In 1814, with the rank of major, he accompanied the crown prince and future Ludwig I of Bavaria to the Congress of Vienna.

In 1826, he went to help the Greeks fight for their independence against the Ottoman Empire, during the Greek War of Independence.

In 1827, he took part under the orders of Thomas Gordon to the attempt to help the Acropolis of Athens.
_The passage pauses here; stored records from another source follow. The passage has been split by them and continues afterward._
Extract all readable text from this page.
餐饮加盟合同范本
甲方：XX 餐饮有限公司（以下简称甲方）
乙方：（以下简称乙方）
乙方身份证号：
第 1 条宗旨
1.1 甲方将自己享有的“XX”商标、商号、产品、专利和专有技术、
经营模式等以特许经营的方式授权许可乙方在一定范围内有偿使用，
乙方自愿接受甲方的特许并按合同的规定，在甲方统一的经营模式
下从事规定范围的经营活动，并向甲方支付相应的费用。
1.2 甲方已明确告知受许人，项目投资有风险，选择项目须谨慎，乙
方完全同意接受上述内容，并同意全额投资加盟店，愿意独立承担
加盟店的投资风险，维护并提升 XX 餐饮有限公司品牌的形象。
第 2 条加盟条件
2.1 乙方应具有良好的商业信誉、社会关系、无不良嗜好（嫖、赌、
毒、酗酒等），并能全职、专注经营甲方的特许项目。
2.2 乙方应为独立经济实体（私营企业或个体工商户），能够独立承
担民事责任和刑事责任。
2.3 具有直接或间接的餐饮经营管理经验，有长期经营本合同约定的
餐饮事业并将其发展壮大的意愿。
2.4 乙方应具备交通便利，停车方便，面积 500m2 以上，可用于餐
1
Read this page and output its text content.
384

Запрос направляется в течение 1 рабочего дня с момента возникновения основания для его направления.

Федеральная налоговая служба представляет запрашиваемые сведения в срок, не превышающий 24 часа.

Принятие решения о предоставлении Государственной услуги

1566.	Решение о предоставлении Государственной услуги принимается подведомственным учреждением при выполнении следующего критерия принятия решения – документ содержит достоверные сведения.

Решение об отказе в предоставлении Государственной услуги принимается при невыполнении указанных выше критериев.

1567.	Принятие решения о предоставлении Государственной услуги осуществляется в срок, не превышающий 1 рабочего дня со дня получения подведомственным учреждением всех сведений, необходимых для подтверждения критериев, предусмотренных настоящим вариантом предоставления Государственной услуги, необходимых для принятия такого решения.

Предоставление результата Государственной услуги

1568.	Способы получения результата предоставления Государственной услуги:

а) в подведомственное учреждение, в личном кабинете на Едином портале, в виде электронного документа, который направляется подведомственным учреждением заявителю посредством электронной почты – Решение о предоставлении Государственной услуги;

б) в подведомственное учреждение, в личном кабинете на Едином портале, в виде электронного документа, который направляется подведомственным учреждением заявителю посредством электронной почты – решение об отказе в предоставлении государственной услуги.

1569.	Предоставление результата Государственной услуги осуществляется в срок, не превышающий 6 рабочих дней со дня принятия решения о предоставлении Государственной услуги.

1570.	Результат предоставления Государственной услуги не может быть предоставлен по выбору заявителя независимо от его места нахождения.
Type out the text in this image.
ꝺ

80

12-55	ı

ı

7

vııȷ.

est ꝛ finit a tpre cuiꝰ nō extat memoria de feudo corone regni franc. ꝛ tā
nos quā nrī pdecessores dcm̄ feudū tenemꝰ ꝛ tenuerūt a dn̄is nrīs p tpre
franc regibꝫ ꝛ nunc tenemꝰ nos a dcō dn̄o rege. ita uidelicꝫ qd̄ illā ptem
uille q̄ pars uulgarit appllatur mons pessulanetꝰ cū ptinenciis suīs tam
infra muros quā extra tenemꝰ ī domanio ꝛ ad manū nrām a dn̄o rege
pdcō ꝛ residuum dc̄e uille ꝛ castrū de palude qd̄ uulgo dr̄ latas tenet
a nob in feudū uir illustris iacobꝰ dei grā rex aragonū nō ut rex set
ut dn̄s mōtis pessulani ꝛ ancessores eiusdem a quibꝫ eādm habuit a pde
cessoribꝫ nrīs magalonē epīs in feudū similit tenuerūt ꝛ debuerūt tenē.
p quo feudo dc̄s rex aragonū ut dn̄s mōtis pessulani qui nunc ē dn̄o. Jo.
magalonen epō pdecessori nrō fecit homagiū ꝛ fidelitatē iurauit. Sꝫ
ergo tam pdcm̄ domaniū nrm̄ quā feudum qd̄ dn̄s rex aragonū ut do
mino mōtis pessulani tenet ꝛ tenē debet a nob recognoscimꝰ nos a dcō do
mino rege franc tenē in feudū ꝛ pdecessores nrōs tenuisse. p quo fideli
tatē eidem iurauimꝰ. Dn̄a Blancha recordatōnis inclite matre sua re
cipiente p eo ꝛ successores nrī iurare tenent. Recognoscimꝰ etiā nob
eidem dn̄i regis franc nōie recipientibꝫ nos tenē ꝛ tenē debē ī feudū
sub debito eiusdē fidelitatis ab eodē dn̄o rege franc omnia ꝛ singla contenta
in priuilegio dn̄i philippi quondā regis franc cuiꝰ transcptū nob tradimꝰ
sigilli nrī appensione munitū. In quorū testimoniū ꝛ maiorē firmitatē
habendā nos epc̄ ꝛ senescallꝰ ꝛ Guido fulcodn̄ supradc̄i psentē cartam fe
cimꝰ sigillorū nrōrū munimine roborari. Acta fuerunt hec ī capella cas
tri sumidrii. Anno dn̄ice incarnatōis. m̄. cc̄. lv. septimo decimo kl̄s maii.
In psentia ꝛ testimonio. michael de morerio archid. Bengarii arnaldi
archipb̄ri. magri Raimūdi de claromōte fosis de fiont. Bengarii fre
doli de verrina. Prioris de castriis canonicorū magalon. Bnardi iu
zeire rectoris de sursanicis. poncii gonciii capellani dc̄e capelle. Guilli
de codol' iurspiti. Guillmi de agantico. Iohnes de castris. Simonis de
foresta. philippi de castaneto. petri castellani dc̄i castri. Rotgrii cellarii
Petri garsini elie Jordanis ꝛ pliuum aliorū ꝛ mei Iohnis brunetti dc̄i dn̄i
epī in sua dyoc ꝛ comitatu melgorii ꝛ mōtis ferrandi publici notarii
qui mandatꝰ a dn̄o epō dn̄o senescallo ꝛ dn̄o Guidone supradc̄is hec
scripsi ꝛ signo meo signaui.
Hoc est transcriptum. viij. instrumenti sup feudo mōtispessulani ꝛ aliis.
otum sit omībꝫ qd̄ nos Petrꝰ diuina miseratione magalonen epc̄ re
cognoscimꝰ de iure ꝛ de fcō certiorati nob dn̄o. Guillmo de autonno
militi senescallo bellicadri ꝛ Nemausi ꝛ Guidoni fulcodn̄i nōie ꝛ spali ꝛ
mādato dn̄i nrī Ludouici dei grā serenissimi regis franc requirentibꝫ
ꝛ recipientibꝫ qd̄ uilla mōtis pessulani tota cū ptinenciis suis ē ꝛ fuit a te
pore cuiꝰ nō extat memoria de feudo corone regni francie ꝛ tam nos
In June of the same year he bought three ancient Greek statues, including the Nike of Megara, just a month after the Provision of the Third National Assembly at Troezen that explicitly banned the sale and export of antiquities; thus he was not able to get the three statues out of the country.

In 1828, Ioannis Kapodistrias named him commander of Nafplion and a few months later military governor of Argos.

In 1830, he went back to Munich and got back his rank of colonel of the Bavarian army. He started again to paint.

In 1832, when Otto the second son of Ludwig I of Bavaria was designated to become king of Greece, Heideck was nominated to the regency council. It is traced, that he lived at Kasern Straße 12 (today Leonrodstraße) in Munich around 1850. The Heideckstraße in the quarter Neuhausen of Munich is named after him.